The US Senate has acquitted a defiant Donald Trump in his second impeachment trial in just over a year, after the Democrats failed once again to muster enough votes to convict the former president on a charge of inciting the deadly insurrection at the Capitol on January 6.
The Senate voted 57-43 on Saturday to convict Trump on a single impeachment count incitement of insurrection. But that majority of all 50 Democrats in the upper chamber of the US Congress, joined by seven Republicans, fell 10 votes short of the 67 needed for a conviction, two-thirds of the 100-member Senate.
The Senate acquitted the 74-year-old Republican leader of inciting insurrection at the US Capitol last month after he urged hundreds of his supporters to confront lawmakers as they were certifying that he had lost the November 3 presidential election to Democrat Joe Biden.
He was accused of inciting riots in the Capitol which left five people, including a police officer, dead.
Trump is the first president in US history to be impeached by the House of Representatives twice, and the first to be tried for impeachment after leaving office.
He was first acquitted by the Senate on February 5, 2020 on charges of abuse of power and on obstruction of Congress. The Democrats had charged Trump in December 2019 with pressuring Ukraine to smear Biden, his rival in the November election.
On Saturday, seven Republican senators — Bill Cassidy, Richard Burr, Mitt Romney, Susan Collins, Lisa Murkowski, Ben Sasse and Pat Toomey — voted in favour of impeaching Trump.
If he had been convicted, the Senate could have voted to bar Trump, who has not yet conceded defeat to Biden, from running for office ever again.
Minutes after the verdict was announced, Trump released a statement, saying “no president has ever gone through anything like it”. “It is a sad commentary on the times that one political party in America is given a free pass to denigrate the rule of law, defame law enforcement, cheer mobs, excuse rioters, and transform justice into a tool of political vengeance, and persecute, blacklist, cancel and suppress all people and viewpoints with whom or which they disagree,” he said.
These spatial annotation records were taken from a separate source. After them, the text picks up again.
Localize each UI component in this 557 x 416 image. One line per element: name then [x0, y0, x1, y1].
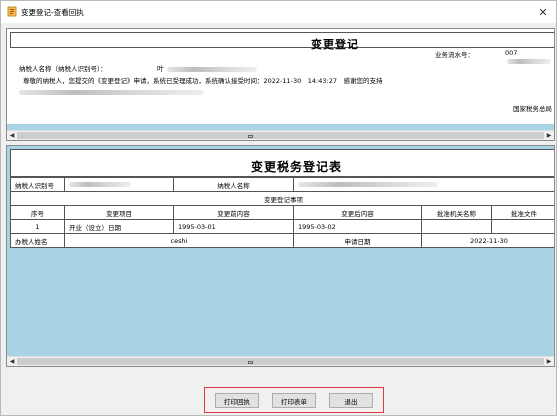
taxpayer-label: 纳税人名称（纳税人识别号）： [19, 65, 107, 73]
scroll-thumb[interactable] [17, 358, 544, 365]
redacted-taxpayer-name [298, 182, 438, 187]
print-form-button[interactable]: 打印表单 [272, 393, 316, 408]
handler-value: ceshi [64, 233, 294, 248]
grip-icon [248, 361, 253, 364]
row-seq: 1 [10, 219, 65, 234]
column-header: 批准机关名称 [421, 205, 492, 220]
row-document [490, 219, 554, 234]
scroll-left-icon[interactable]: ◀ [8, 132, 16, 140]
scroll-left-icon[interactable]: ◀ [8, 358, 16, 366]
receipt-horizontal-scrollbar[interactable]: ◀ ▶ [7, 130, 554, 140]
receipt-title-box: 变更登记 [10, 32, 554, 51]
redacted-serial [507, 58, 551, 64]
grip-icon [248, 135, 253, 138]
section-row: 变更登记事项 [9, 191, 554, 206]
taxpayer-row: 纳税人识别号 纳税人名称 [10, 177, 554, 192]
handler-label: 办税人姓名 [10, 233, 65, 248]
table-header-row: 序号 变更项目 变更前内容 变更后内容 批准机关名称 批准文件 [10, 205, 554, 220]
receipt-title: 变更登记 [311, 38, 359, 51]
row-after: 1995-03-02 [293, 219, 422, 234]
title-bar: 变更登记-查看回执 ✕ [1, 1, 556, 23]
redacted-taxpayer [167, 66, 257, 72]
taxpayer-name-value [292, 177, 554, 192]
close-button[interactable]: ✕ [530, 1, 556, 23]
row-authority [421, 219, 492, 234]
print-receipt-button[interactable]: 打印回执 [215, 393, 259, 408]
dialog-window: 变更登记-查看回执 ✕ 变更登记 业务流水号： 007 纳税人名称（纳税人识别号… [0, 0, 557, 416]
serial-number-label: 业务流水号： [435, 51, 474, 59]
form-title-box: 变更税务登记表 [10, 149, 554, 177]
column-header: 批准文件 [490, 205, 554, 220]
button-bar-highlight: 打印回执 打印表单 退出 [204, 387, 384, 413]
table-row: 1 开业（设立）日期 1995-03-01 1995-03-02 [10, 219, 554, 234]
close-icon: ✕ [538, 5, 548, 19]
receipt-panel: 变更登记 业务流水号： 007 纳税人名称（纳税人识别号）： 叶 尊敬的纳税人，… [6, 28, 555, 141]
row-item: 开业（设立）日期 [64, 219, 174, 234]
section-label: 变更登记事项 [9, 191, 554, 206]
app-icon [7, 6, 17, 17]
scroll-right-icon[interactable]: ▶ [545, 132, 553, 140]
form-horizontal-scrollbar[interactable]: ◀ ▶ [7, 356, 554, 366]
column-header: 变更前内容 [173, 205, 294, 220]
redacted-line [19, 90, 204, 95]
scroll-thumb[interactable] [17, 132, 544, 139]
form-table: 纳税人识别号 纳税人名称 变更登记事项 序号 变更项目 变更前内容 变更后内容 … [9, 177, 554, 248]
scroll-right-icon[interactable]: ▶ [545, 358, 553, 366]
handler-row: 办税人姓名 ceshi 申请日期 2022-11-30 [10, 233, 554, 248]
redacted-taxpayer-id [69, 182, 131, 187]
tax-bureau-name: 国家税务总局 [513, 105, 552, 113]
form-title: 变更税务登记表 [251, 160, 343, 174]
column-header: 序号 [10, 205, 65, 220]
apply-date-label: 申请日期 [293, 233, 422, 248]
taxpayer-id-value [64, 177, 174, 192]
apply-date-value: 2022-11-30 [420, 233, 554, 248]
taxpayer-value: 叶 [157, 64, 257, 74]
row-before: 1995-03-01 [173, 219, 294, 234]
column-header: 变更项目 [64, 205, 174, 220]
acceptance-notice: 尊敬的纳税人，您提交的《变更登记》申请，系统已受理成功，系统确认接受时间：202… [23, 77, 383, 85]
column-header: 变更后内容 [293, 205, 422, 220]
serial-number-value: 007 [505, 49, 554, 65]
taxpayer-id-label: 纳税人识别号 [10, 177, 65, 192]
taxpayer-name-label: 纳税人名称 [173, 177, 294, 192]
exit-button[interactable]: 退出 [329, 393, 373, 408]
change-registration-form: 变更税务登记表 纳税人识别号 纳税人名称 变更登记事项 序号 变更项目 变更前内… [6, 145, 555, 367]
window-title: 变更登记-查看回执 [21, 8, 84, 17]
Trump, now based in his resort in Florida, denounced the trial as “the greatest witch hunt in history”. He thanked his team of lawyers and others for their tireless work “upholding justice and defending the truth”. He also said that the Democrats’ attempt to end his political career had also failed, telling his supporters, “our historic, patriotic and beautiful movement to Make America Great Again has only just begun.”
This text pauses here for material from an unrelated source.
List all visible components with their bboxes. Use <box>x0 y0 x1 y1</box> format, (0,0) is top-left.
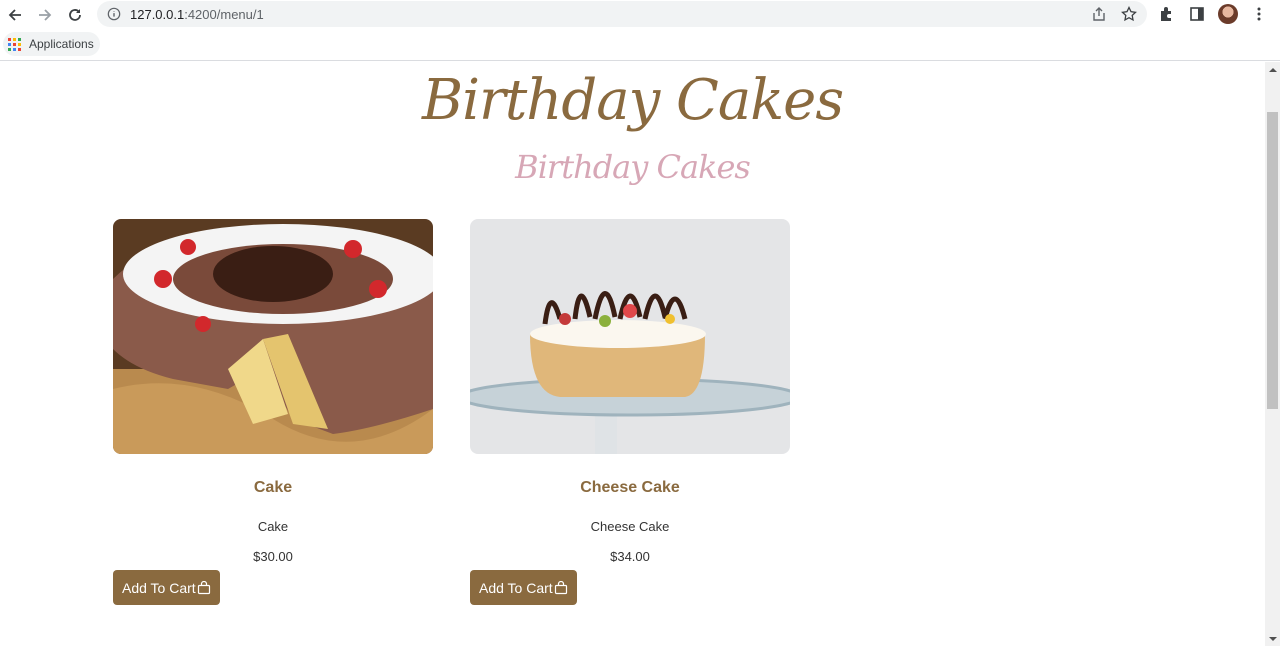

“In the months ahead I have much to share with you, and I look forward to continuing our incredible journey together to achieve American greatness for all of our people. There has never been anything like it!” said Trump, who received 74 million votes in the election, higher than that of any president before him.
In his first reaction to the development, President Biden said that the Senate’s acquittal of his predecessor was a reminder that democracy was “fragile” and every American had a duty to defend the truth. “This sad chapter in our history has reminded us that democracy is fragile. That it must always be defended. That we must be ever vigilant. That violence and extremism have no place in America. And that each of us has a duty and responsibility as Americans, and especially as leaders, to defend the truth and to defeat the lies,” Biden said in a statement.
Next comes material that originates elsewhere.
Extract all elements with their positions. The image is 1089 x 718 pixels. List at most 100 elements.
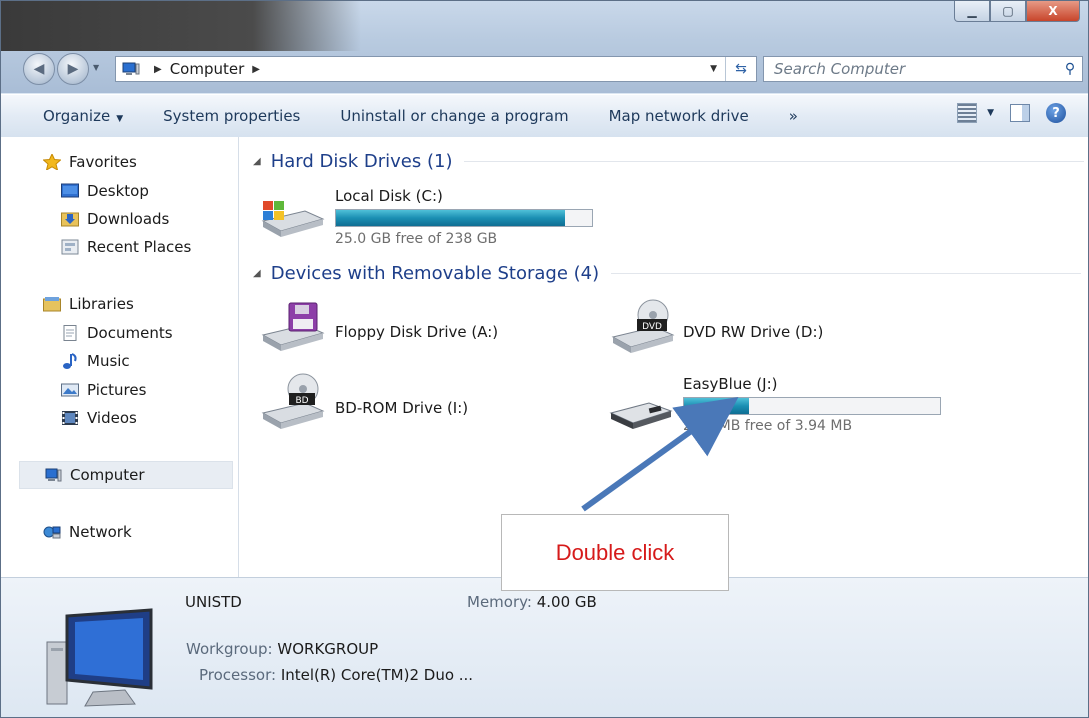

While the final vote did not lead to the conviction of Trump, the substance of the charge is not in dispute, he said. “Even those opposed to the conviction, like Senate Minority Leader McConnell, believe Donald Trump was guilty of a disgraceful dereliction of duty and practically and morally responsible for provoking the violence unleashed on the Capitol,” Biden said.
The Democratic Party criticised the Republican senators for acquitting Trump, saying their vote to clear him “will live as a vote of infamy in the history of the US Senate”. “January 6th will live as a day of infamy in the history of the United States of America. The failure to convict Donald Trump will live as a vote of infamy in the history of the US Senate,” Senate Majority Leader Chuck Schumer said.
Senate Republicans who voted not to convict Trump chose to abandon the Constitution, the country and the American people, House Speaker Nancy Pelosi said. “What we saw in that Senate today was a cowardly group of Republicans who apparently have no options because they were afraid to defend their job, respect the institution in which they serve,” she said.
After the vote, Senator Mitch McConnell said Trump had been “responsible” for the assault on the Capitol and called it a “disgraceful, disgraceful dereliction of duty”. However, he voted against his conviction, saying it was unconstitutional now that Trump was no longer president. But he warned Trump could still be held liable in court.
The Washington Post said that the result of the vote underscored Trump’s continued grip on most Republicans despite the party losing control of both the White House and Congress during his tumultuous tenure. The verdict brought an abrupt end to the fourth presidential impeachment trial in American history, and the only one in which the accused had left office before being tried, it said.
The trial ended after just five days, partly because Republicans and Democrats alike had little appetite for a prolonged proceeding, and partly because Trump’s allies had made clear before it even began they were not prepared to hold him responsible, The New York Times noted.